O que não contam é que sucessivos governos "democráticos" meteram a mão para valer nos recursos do FGTS. Nos últimos 14 ANOS então... continuar lendo

No momento em que certos ministros do STF colocam as manguinhas de fora,mostrando a sua maneira de agradecer a indicação para a Suprema corte, tentam de todas as maneiras desacreditar a instituição com maior indice de aprovação; as Forças armadas.Pena que hoje não tenhamos generais com força interior suficiente para acabar com essa farra do dinheiro público.José Dirceu vai para casa, já o ex-goleiro Bruno volta à cadeia.Ambos sem ter condenação em 2ª instância, "pode isso Arnaldo? Diria Galvão Bueno.O que vale para uns não vale para outros?O fato é que o STF virou a casa de alguns apenas. continuar lendo

... um regime que mata, tortura, encarcera e empobrece seus cidadãos descaradamente como foir esse não deve ser jamais defendido! continuar lendo

“O FGTS tornou-se a Lei 5.107, promulgada em 13 de setembro de 1966. Em 1970, estimava-se que 70% dos trabalhadores haviam aderido ao fundo”. Isso porque, para ser admitido o patrão impunha que aderissem contratualmente.
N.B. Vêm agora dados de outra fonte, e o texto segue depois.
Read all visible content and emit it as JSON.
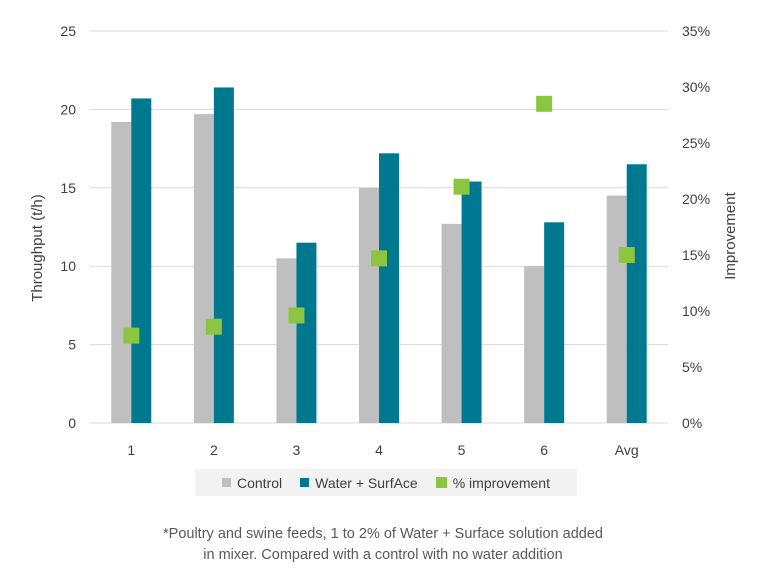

Mas precisamos tomar muito cuidado com esses projetos que visam mudar Leis por serem muito antigas porque se a CLT (Decreto-Lei nº 5.452, de 1º de maio de 1943)é muito antiga e inadequada para os empresários e ainda inviabiliza investimentos no Brasil, a Lei Áurea (Lei Imperial n.º 3.353, sancionada em 13 de maio de 1888)é bem mais antiga e antes dela, os patrões (senhores) podiam compensar seus trabalhadores (escravos) com as rações que alimentavam seus animais, principalmente com as lavagens servidas aos porcos. continuar lendo

Sobre o FGTS, o colega Noberto M. Koch, entende que se os valores descontados do trabador fossem a ele entreguem, poderia fazer deles bom uso imediato.
Porém, o FGTS não é descontado do salário trabalhador. Ele é um ônus direto do empregador sobre a folha de pagamento (8% sobre o salário pago).
Na verdade, indiretamente influencia negativamente o nível salarial, uma vez que o empregador enxerga o custo de um empregado pelo total que terá de desembolsar para contratá-lo, aí incluído INSS patronal, conribuições ao Sistema S, FGTS, férias, 13o salário, etc. continuar lendo

Adilson:
Seu argumento não invalida a tese de Norberto M. Koch.
Ao contrário, incluístes outros custos que a apoiam.